So here are my guesses for the mushrooms. Again, they are just guesses:

A. I have absolutely no idea, but I've seen this pretty pink mushroom in a bunch of places: in the woods and in the grass under oak/hickory trees.

B. Parasol mushroom / Lepiota procera (edible)

C. Russula xerampelina (edible)

D. Blewit / Clitocybe nuda (edible)

E. Not sure. Maybe Mycena haematopus or stipata? (inedible)

Anyone want to confirm or debunk?

I know nothing about mushrooms, except for chantrelles, of which there are none pictured. I must confess, I'm not a mushroom fan.
You might be interested in the many interesting columns about mushrooms and mushroom foraging on columnist Leslie Land's blog. Her husband Bill is a mushroom expert. Interesting articles and great photos.


scroll down to the post below the apples.
Ali in Maine

oh, and congrats on your continued good health!

Glad to hear that you did not try to eat any of these. I don't see a picture of A. B is an Amanita (poisonous). C is a Russula, impossible to say which one so not for eating (they're generally not very tasty even when edible). D is more likely a Cortinarius than a blewit and is poisonous (blewits appear right around frost). E is probably a Mirasmius, don't know about edibility so wouldn't eat it.

A. looks like many of the milkcaps i saw in the forest in Finland. May need a better picture of it though and you can check by bruising the gill to see if any white sap oozes out. If it is, there is a chance you could eat it, but they must be boiled first, water thrown out.
Do you love how vague this all is? :)

I don't know a thing about mushrooms, but A looks like a cupcake. Mmm.

Tammy -

B. is definitely an Amanita of some kind. Even the experts tend to avoid those, since the edibles and the deadly ones are way too close for comfort.
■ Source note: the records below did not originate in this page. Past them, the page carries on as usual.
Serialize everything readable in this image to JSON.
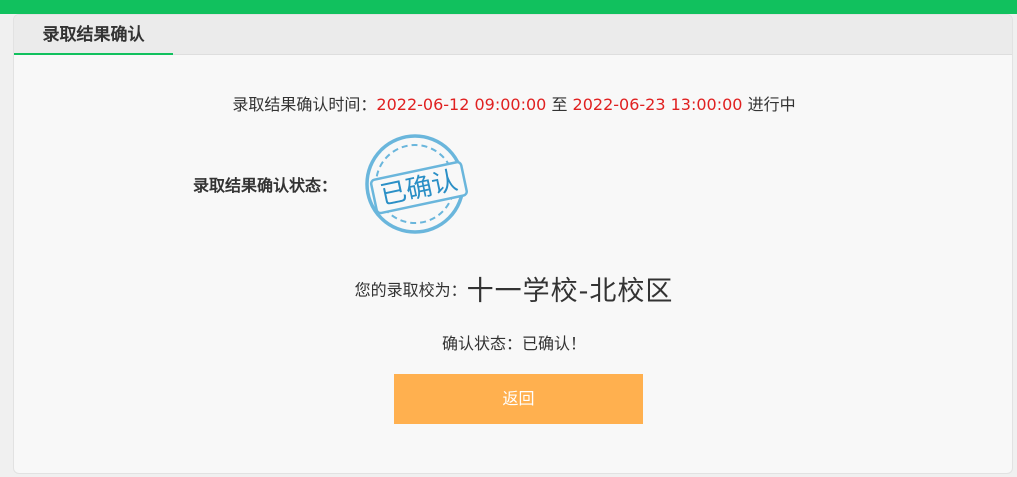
{
  "header": {
    "tab_title": "录取结果确认"
  },
  "time_row": {
    "label": "录取结果确认时间：",
    "start": "2022-06-12 09:00:00",
    "separator": " 至 ",
    "end": "2022-06-23 13:00:00",
    "status": " 进行中"
  },
  "status": {
    "label": "录取结果确认状态：",
    "stamp_text": "已确认"
  },
  "school": {
    "label": "您的录取校为：",
    "name": "十一学校-北校区"
  },
  "confirm": {
    "text": "确认状态：已确认！"
  },
  "back_button": {
    "label": "返回"
  },
  "colors": {
    "accent_green": "#11c15e",
    "highlight_red": "#e02020",
    "button_orange": "#ffb04f",
    "stamp_blue": "#2a8fc6"
  }
}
Here's the thing: a single photo holds never enough information to make a reliable ID. For example, had you dug that amanita up (taking care not to break it off from the base) you'd find it had an egg-shaped sac at its base, known as a volva, a sure indicator it is an Amanita.

There are many features beyond color and shape of the cap and stem that help a mushroom hunter to sort out what is what: shape, color, and orientation of gills (or pores), spore color (take a spore print by placing the cap on white or dark paper and waiting for spores to fall), presence or absence of rings on the stipe (see that amanita), presence of a volva, discoloration upon cutting or bruising, smell, even taste (a tiny bit of a mushroom, even a deadly one, is not toxic if spit out). So on and so on. It's overwhelming for a beginner, and even for experts.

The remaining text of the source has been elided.